Quase não há informações sobre este telefilme na internet e as poucas disponíveis não são muito precisas ou detalhadas. No entanto, na época, apesar de simplório, o filme foi uma tentativa sincera de mostrar que aquele tipo de situação era uma realidade, apesar de ainda ser um tema tabu nos anos 1980.


Estreou na TV americana em 22 de fevereiro de 1986, pela CBS. No Brasil, estreou em 29 de setembro de 1989, no SBT, no famigerado Cinema em Casa (que na época era exibido à noite). Quase dez anos depois, após ser reprisado algumas vezes pelo SBT, o filme foi para a Rede Manchete.

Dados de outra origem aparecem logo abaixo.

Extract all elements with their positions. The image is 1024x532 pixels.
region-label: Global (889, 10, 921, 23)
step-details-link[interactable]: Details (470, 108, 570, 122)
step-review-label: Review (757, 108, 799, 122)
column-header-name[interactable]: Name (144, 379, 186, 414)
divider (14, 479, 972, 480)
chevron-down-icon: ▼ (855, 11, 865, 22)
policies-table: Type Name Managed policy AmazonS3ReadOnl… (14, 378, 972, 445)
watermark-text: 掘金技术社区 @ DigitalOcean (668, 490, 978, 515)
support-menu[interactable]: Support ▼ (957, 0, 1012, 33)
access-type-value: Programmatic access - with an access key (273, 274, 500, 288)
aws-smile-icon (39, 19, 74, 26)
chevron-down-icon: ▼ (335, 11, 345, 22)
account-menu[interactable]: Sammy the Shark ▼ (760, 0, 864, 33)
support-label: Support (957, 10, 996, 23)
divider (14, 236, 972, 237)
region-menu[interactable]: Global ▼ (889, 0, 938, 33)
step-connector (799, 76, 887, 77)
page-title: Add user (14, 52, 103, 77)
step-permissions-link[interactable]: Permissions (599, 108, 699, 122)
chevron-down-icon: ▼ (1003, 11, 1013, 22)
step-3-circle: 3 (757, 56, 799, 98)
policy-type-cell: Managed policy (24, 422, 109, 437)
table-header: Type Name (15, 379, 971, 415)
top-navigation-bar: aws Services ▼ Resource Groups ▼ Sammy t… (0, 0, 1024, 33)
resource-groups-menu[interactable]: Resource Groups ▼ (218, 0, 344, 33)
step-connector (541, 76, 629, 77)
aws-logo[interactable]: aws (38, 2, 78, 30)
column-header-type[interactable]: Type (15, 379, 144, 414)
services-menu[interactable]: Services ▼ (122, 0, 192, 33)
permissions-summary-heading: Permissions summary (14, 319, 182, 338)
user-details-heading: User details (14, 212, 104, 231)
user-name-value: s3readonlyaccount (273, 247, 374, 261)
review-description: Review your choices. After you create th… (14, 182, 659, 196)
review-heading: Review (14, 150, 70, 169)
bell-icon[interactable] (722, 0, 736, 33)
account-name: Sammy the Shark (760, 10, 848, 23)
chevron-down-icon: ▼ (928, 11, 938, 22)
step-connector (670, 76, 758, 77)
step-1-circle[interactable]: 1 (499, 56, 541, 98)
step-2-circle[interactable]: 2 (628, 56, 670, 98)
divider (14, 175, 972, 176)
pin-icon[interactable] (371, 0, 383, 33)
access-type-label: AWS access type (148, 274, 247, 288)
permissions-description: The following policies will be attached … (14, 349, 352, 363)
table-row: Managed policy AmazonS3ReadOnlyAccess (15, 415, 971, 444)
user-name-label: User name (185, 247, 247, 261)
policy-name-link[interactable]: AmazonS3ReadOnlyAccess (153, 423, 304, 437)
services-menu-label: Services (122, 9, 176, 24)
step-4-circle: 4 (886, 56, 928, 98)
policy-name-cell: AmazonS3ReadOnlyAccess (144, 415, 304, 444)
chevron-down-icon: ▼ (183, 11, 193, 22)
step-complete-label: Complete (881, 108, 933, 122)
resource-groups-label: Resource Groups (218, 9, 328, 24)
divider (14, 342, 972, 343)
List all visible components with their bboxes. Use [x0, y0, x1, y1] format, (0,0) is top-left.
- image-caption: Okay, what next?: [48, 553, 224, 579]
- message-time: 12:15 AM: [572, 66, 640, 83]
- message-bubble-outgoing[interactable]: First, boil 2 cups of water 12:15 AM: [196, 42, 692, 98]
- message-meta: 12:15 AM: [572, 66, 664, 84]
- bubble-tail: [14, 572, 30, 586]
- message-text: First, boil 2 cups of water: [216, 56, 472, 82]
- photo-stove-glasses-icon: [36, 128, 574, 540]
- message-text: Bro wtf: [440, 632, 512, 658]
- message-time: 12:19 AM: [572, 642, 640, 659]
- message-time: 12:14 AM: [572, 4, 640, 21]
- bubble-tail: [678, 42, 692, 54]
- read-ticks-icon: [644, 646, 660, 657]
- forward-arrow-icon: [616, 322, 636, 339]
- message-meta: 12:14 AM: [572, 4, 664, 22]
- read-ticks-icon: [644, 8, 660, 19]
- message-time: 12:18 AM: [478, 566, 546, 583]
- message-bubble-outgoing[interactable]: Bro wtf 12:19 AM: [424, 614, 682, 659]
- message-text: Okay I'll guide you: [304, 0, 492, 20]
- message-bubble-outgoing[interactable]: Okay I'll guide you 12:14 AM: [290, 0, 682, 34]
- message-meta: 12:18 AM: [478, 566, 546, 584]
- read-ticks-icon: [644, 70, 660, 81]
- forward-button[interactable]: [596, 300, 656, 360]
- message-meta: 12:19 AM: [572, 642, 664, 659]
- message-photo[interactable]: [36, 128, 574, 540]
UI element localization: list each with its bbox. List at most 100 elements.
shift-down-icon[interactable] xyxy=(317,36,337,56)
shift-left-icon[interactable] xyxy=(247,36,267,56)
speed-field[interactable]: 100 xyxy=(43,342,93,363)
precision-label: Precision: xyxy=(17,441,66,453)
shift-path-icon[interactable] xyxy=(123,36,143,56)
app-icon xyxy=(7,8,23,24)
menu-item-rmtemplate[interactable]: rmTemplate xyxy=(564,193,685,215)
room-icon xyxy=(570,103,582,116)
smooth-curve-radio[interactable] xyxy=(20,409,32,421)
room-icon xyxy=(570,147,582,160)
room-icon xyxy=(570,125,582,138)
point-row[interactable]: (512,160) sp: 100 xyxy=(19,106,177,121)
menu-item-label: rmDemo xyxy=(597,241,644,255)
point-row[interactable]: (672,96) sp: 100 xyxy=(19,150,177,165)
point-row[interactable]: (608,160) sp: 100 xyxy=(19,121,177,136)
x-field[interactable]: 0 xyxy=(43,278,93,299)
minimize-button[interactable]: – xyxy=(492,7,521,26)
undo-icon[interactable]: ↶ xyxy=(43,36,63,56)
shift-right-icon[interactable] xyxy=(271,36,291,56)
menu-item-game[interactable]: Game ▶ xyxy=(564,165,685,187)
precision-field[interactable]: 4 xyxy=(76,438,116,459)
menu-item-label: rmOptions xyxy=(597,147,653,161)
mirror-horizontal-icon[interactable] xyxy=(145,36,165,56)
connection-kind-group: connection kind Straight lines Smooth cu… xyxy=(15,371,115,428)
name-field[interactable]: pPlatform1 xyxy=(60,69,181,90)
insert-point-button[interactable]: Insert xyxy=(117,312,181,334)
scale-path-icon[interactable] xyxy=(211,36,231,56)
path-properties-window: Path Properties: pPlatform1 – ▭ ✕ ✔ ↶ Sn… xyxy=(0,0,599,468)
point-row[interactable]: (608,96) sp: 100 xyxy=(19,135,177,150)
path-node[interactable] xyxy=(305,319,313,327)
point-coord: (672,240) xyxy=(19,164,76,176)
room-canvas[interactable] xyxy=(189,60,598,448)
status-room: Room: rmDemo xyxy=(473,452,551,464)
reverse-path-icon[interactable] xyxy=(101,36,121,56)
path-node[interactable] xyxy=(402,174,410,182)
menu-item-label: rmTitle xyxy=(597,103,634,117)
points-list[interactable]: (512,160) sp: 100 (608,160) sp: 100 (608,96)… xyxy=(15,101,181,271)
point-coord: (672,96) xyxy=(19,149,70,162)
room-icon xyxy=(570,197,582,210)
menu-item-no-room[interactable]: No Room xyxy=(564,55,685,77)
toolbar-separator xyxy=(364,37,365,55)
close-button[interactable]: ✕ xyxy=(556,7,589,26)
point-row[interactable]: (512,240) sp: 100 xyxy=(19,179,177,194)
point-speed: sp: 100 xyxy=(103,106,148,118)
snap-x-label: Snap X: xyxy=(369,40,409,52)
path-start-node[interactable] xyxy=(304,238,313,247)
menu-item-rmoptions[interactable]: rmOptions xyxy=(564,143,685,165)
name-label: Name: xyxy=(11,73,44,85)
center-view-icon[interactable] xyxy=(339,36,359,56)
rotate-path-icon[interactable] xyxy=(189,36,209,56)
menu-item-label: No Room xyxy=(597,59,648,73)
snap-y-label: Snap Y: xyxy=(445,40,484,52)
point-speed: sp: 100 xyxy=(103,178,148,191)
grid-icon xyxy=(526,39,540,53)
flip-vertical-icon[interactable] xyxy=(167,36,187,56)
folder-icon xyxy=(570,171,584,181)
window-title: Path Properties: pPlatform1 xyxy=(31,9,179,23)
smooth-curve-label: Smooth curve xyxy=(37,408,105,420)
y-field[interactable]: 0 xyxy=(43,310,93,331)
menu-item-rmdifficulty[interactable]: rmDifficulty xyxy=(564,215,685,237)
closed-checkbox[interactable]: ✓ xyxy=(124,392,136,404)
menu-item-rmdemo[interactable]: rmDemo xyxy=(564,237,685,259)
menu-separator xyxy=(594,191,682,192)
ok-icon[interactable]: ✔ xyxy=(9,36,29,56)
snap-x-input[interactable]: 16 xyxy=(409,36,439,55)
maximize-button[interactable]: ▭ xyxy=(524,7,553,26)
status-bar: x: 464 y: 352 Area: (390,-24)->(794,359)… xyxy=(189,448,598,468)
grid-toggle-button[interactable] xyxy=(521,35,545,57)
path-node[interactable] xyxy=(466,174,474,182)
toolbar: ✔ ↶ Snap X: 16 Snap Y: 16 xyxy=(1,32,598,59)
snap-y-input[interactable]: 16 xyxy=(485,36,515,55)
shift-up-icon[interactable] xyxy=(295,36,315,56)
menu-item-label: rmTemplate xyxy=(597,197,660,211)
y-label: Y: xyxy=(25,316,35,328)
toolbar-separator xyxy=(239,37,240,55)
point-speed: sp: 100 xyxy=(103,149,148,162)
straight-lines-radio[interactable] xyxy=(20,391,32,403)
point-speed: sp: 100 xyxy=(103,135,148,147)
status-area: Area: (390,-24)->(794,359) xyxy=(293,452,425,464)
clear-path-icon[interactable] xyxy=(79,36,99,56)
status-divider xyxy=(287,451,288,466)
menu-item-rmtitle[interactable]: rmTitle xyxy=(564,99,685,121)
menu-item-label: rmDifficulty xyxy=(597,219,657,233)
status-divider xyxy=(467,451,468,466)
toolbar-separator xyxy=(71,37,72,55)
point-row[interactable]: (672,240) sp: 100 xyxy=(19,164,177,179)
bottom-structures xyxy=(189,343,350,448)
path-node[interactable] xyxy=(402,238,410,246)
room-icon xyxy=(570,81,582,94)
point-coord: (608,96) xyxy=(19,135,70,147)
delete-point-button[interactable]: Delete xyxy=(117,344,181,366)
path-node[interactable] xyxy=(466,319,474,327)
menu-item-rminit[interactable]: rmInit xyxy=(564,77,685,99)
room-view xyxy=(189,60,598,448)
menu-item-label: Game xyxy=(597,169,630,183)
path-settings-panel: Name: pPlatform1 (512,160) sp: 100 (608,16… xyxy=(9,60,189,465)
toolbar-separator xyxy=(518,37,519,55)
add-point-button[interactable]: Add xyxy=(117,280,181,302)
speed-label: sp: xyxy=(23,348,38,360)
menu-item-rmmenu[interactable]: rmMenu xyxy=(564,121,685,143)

O Globo, 29 de setembro de 1989



Em sua crítica para o jornal LGBT The Washington Blade, Noel Gillespie disse que o filme é "bem atuado, escrito de maneira inteligente e convincente, dirigido de maneira suave e desenvolvido de forma objetiva". Também elogiou Timothy Williams por tornar o personagem principal "atraente e crível e recebe forte apoio de um elenco excelente (...). O roteiro evita respostas prontas e situações que podem ser esperadas."

As colunas de sinopses dos jornais brasileiros não ajudaram muito: "O elenco, desconhecido, tenta dar algum sentido a este desarticulado drama sobre intolerância sexual, que atira em várias tramas paralelas." (Jornal do Brasil, 22 de julho de 1991).



Ao ser exibido pela Manchete, já na fase final da emissora, a sinopse foi bem simplista: "Rapaz de família surpreende os amigos, a noiva e os seus familiares, ao ser preso num clube para homossexuais". (O Globo, 21 de novembro de 1998).